No doctor or medical facility wants to experience a medical error; it’s a terrible scenario. Although the majority of healthcare workers and the majority of customers, patients, and consumers are aware that doctors occasionally make errors, most take precautions to ensure accuracy in all areas of a patient care scenario.
Every year, thousands of individuals encounter medical blunders of some kind and even pass away. As per a new report by Johns Hopkins University, medical errors are presently the third leading reason for mortality in the United States. Alarmingly, according to data gathered over the course of the eight-year study, medical mistakes cause almost 250,000 fatalities each year.
Over the past ten years, both inpatient and outpatient settings have implemented electronic health records (EHRs) to a large extent. The electronic patient “chart” is the primary component of EHR systems, which also frequently feature CPOE (computerized physician order entry), laboratory and imaging reports, and interfaces for medical devices. The system should provide a seamless, readable, thorough, and long-lasting record of a patient’s medical history and care. However, the switch to this new system for storing and transmitting medical data has also created more room for error and other unintended effects that may pose a safety concern.
The most typical medical error?
Patient care mistakes do occur.
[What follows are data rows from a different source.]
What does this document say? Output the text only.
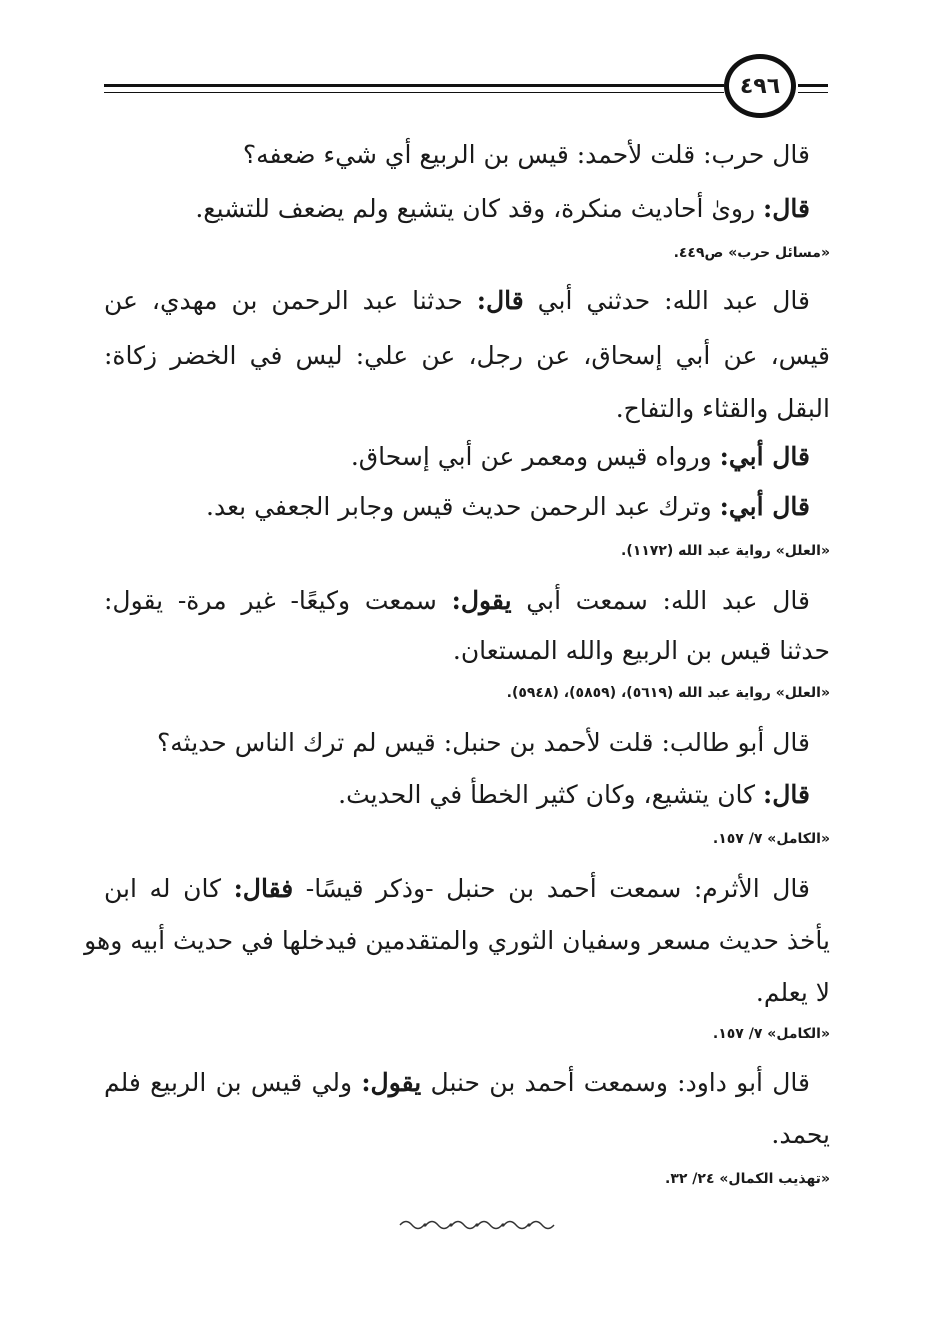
٤٩٦
قال حرب: قلت لأحمد: قيس بن الربيع أي شيء ضعفه؟
قال: رویٰ أحاديث منكرة، وقد كان يتشيع ولم يضعف للتشيع.
«مسائل حرب» ص٤٤٩.
قال عبد الله: حدثني أبي قال: حدثنا عبد الرحمن بن مهدي، عن
قيس، عن أبي إسحاق، عن رجل، عن علي: ليس في الخضر زكاة:
البقل والقثاء والتفاح.
قال أبي: ورواه قيس ومعمر عن أبي إسحاق.
قال أبي: وترك عبد الرحمن حديث قيس وجابر الجعفي بعد.
«العلل» رواية عبد الله (١١٧٢).
قال عبد الله: سمعت أبي يقول: سمعت وكيعًا- غير مرة- يقول:
حدثنا قيس بن الربيع والله المستعان.
«العلل» رواية عبد الله (٥٦١٩)، (٥٨٥٩)، (٥٩٤٨).
قال أبو طالب: قلت لأحمد بن حنبل: قيس لم ترك الناس حديثه؟
قال: كان يتشيع، وكان كثير الخطأ في الحديث.
«الكامل» ٧/ ١٥٧.
قال الأثرم: سمعت أحمد بن حنبل -وذكر قيسًا- فقال: كان له ابن
يأخذ حديث مسعر وسفيان الثوري والمتقدمين فيدخلها في حديث أبيه وهو
لا يعلم.
«الكامل» ٧/ ١٥٧.
قال أبو داود: وسمعت أحمد بن حنبل يقول: ولي قيس بن الربيع فلم
يحمد.
«تهذيب الكمال» ٢٤/ ٣٢.
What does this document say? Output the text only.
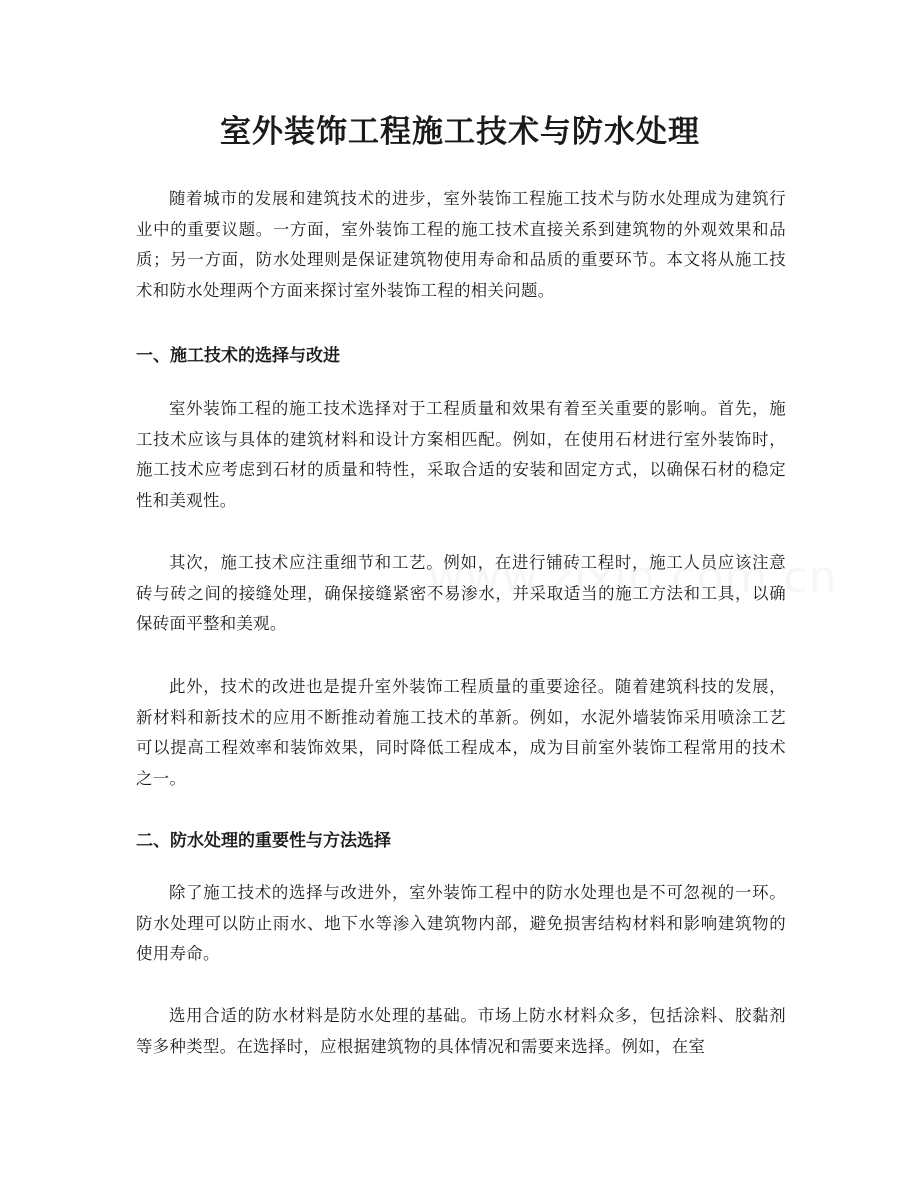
室外装饰工程施工技术与防水处理

随着城市的发展和建筑技术的进步，室外装饰工程施工技术与防水处理成为建筑行业中的重要议题。一方面，室外装饰工程的施工技术直接关系到建筑物的外观效果和品质；另一方面，防水处理则是保证建筑物使用寿命和品质的重要环节。本文将从施工技术和防水处理两个方面来探讨室外装饰工程的相关问题。

一、施工技术的选择与改进

室外装饰工程的施工技术选择对于工程质量和效果有着至关重要的影响。首先，施工技术应该与具体的建筑材料和设计方案相匹配。例如，在使用石材进行室外装饰时，施工技术应考虑到石材的质量和特性，采取合适的安装和固定方式，以确保石材的稳定性和美观性。

其次，施工技术应注重细节和工艺。例如，在进行铺砖工程时，施工人员应该注意砖与砖之间的接缝处理，确保接缝紧密不易渗水，并采取适当的施工方法和工具，以确保砖面平整和美观。

此外，技术的改进也是提升室外装饰工程质量的重要途径。随着建筑科技的发展，新材料和新技术的应用不断推动着施工技术的革新。例如，水泥外墙装饰采用喷涂工艺可以提高工程效率和装饰效果，同时降低工程成本，成为目前室外装饰工程常用的技术之一。

二、防水处理的重要性与方法选择

除了施工技术的选择与改进外，室外装饰工程中的防水处理也是不可忽视的一环。防水处理可以防止雨水、地下水等渗入建筑物内部，避免损害结构材料和影响建筑物的使用寿命。

选用合适的防水材料是防水处理的基础。市场上防水材料众多，包括涂料、胶黏剂等多种类型。在选择时，应根据建筑物的具体情况和需要来选择。例如，在室
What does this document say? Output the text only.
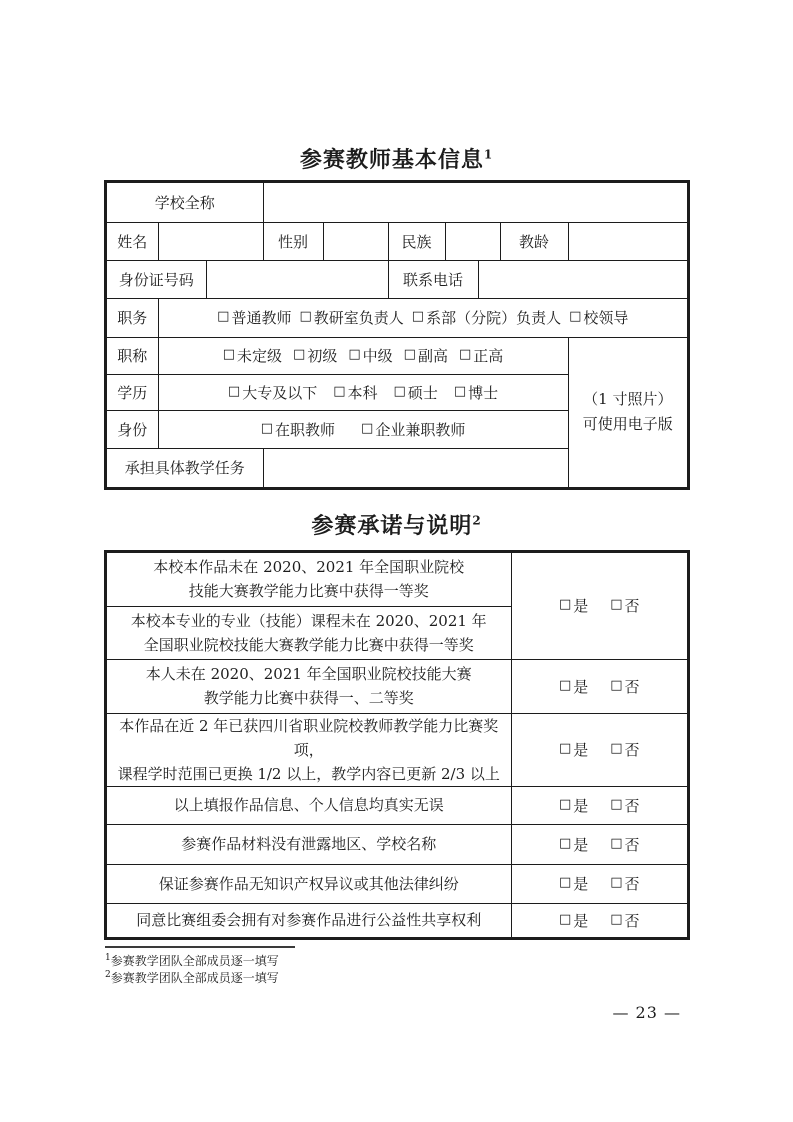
参赛教师基本信息$^1$
学校全称									
姓名			性别		民族			教龄	
身份证号码					联系电话				
职务	□ 普通教师 □ 教研室负责人 □ 系部（分院）负责人 □ 校领导

职称	□ 未定级 □ 初级 □ 中级 □ 副高 □ 正高

（1 寸照片）
可使用电子版

学历	□ 大专及以下 □ 本科 □ 硕士 □ 博士

身份	□ 在职教师 □ 企业兼职教师								

承担具体教学任务									
参赛承诺与说明$^2$
本校本作品未在 2020、2021 年全国职业院校
技能大赛教学能力比赛中获得一等奖

□ 是 □ 否

本校本专业的专业（技能）课程未在 2020、2021 年
全国职业院校技能大赛教学能力比赛中获得一等奖	

本人未在 2020、2021 年全国职业院校技能大赛
教学能力比赛中获得一、二等奖

□ 是 □ 否

本作品在近 2 年已获四川省职业院校教师教学能力比赛奖项，
课程学时范围已更换 1/2 以上，教学内容已更新 2/3 以上

□ 是 □ 否

以上填报作品信息、个人信息均真实无误	□ 是 □ 否

参赛作品材料没有泄露地区、学校名称	□ 是 □ 否

保证参赛作品无知识产权异议或其他法律纠纷	□ 是 □ 否

同意比赛组委会拥有对参赛作品进行公益性共享权利	□ 是 □ 否
$^1$参赛教学团队全部成员逐一填写
$^2$参赛教学团队全部成员逐一填写
— 23 —
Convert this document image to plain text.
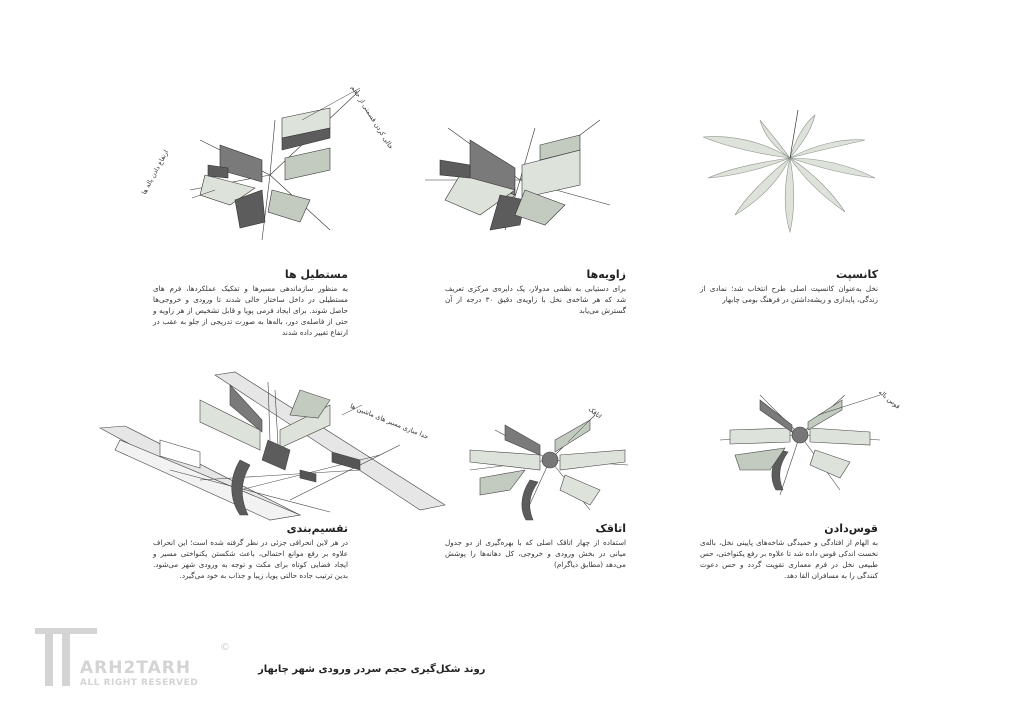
کانسپت
نخل به‌عنوان کانسپت اصلی طرح انتخاب شد؛ نمادی از زندگی، پایداری و ریشه‌داشتن در فرهنگ بومی چابهار
زاویه‌ها
برای دستیابی به نظمی مدولار، یک دایره‌ی مرکزی تعریف شد که هر شاخه‌ی نخل با زاویه‌ی دقیق ۳۰ درجه از آن گسترش می‌یابد
مستطیل ها
به منظور سازماندهی مسیرها و تفکیک عملکردها، فرم های مستطیلی در داخل ساختار خالی شدند تا ورودی و خروجی‌ها حاصل شوند. برای ایجاد فرمی پویا و قابل تشخیص از هر زاویه و حتی از فاصله‌ی دور، باله‌ها به صورت تدریجی از جلو به عقب در ارتفاع تغییر داده شدند
قوس‌دادن
به الهام از افتادگی و خمیدگی شاخه‌های پایینی نخل، باله‌ی نخست اندکی قوس داده شد تا علاوه بر رفع یکنواختی، حس طبیعی نخل در فرم معماری تقویت گردد و حس دعوت کنندگی را به مسافران القا دهد.
اتاقک
استفاده از چهار اتاقک اصلی که با بهره‌گیری از دو جدول میانی در بخش ورودی و خروجی، کل دهانه‌ها را پوشش می‌دهد (مطابق دیاگرام)
تقسیم‌بندی
در هر لاین انحرافی جزئی در نظر گرفته شده است؛ این انحراف علاوه بر رفع موانع احتمالی، باعث شکستن یکنواختی مسیر و ایجاد فضایی کوتاه برای مکث و توجه به ورودی شهر می‌شود. بدین ترتیب جاده حالتی پویا، زیبا و جذاب به خود می‌گیرد.
خالی کردن قسمتی از حجم
ارتفاع دادن باله ها
جدا سازی مسیر های ماشین ها	اتاقک
قوس باله
ARH2TARH
ALL RIGHT RESERVED
©
روند شکل‌گیری حجم سردر ورودی شهر چابهار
The likelihood of a drug mistake, one of the most frequent, rises when a patient sees many doctors. This happens frequently in patient care situations where a patient is seen by many teams or experts. This typically happens when a patient intentionally withholds information, for example by refusing to say that they are seeing many doctors.
Wrong dosages, cooperation with different meds (remedy or over-the-counter), or accidental solutions of some unacceptable medication are more frequent than large numbers of us might want to accept regard to medical mistakes. Fortunately, most of these missteps can stay away. School Health Records from EduHealth satisfy each and every requirement of an EHR system.
By highlighting potential medication interactions and/or adverse responses, EHR systems can aid in the prevention of medical mistakes. Most mistakes in medication prescriptions are brought on by:
prescription of medications that may interact with one another (prescription or over-the-counter)
the typical items that a patient could eat while taking a certain medicine
prescribing a medication to a patient who has allergies to it or has had a negative reaction to it
not completely understanding and taking into account possible harmful side effects depending on a particular patient’s medical history
Improper portion or recurrence proposals
- The present EHR frameworks have various devices that might send cautions for prescription/food or medication/drug communications, as well as twofold check for sensitivities or earlier records of awful medication reactions.
Features of EHR databases can help doctors and other members of the care team swiftly study any medicine, its adverse effects, and/or any potential contraindications. These systems frequently include formularies for the recommended and typical dose and administration of particular medications.
According to recent research, EHR system reconciliation tools and alternatives can cut pharmaceutical mistakes by more than 50%. Some of these hospital-specific systems make use of split screens to assess potential interactions or harmful adverse responses between pre-admission drugs and any prospective new prescriptions that could be administered for an existing patient.
- When it comes to preventative care, EHR systems decrease medical mistakes.
Because of changing limitations in medical services and deficiencies of doctor care in numerous areas, specialists are beginning to experience bigger quantities of patients. Any doctor would find it challenging to maintain track of preventative care for any particular patient, much fewer hundreds in one geographic region, using paper records.
Doctors are consistently educated about observing and follow-up care utilizing an EHR framework. The number of patients who “slip through the cracks” can be decreased with the use of automated reminders for procedures like mammograms, yearly flu shots, and children’s vaccines. Patients with chronic illnesses, such as diabetes, need to be closely tracked, watched over and followed up with prompt treatments that also adhere to certain treatment regimens as specified by legal requirements.
EHR systems frequently allow doctors to establish recurring notifications for particular patients. Look for a system that supports changeable or customizable choices to guarantee that this option is offered.
- Minimizing testing procedure overlap and missing lab findings
Repetitive testing processes not only jeopardize reimbursement rates but also run the risk of confusing patients and having them skip important tests. Medical professionals are often concerned about missing test findings. In order to prevent medical mistakes in this area, an EHR system is capable of documenting consultations, testing, referrals, and lab findings. To make sure that nothing is missed, EHR software may notify of upcoming and finished lab tests and explain whether or not findings fall within normal limits.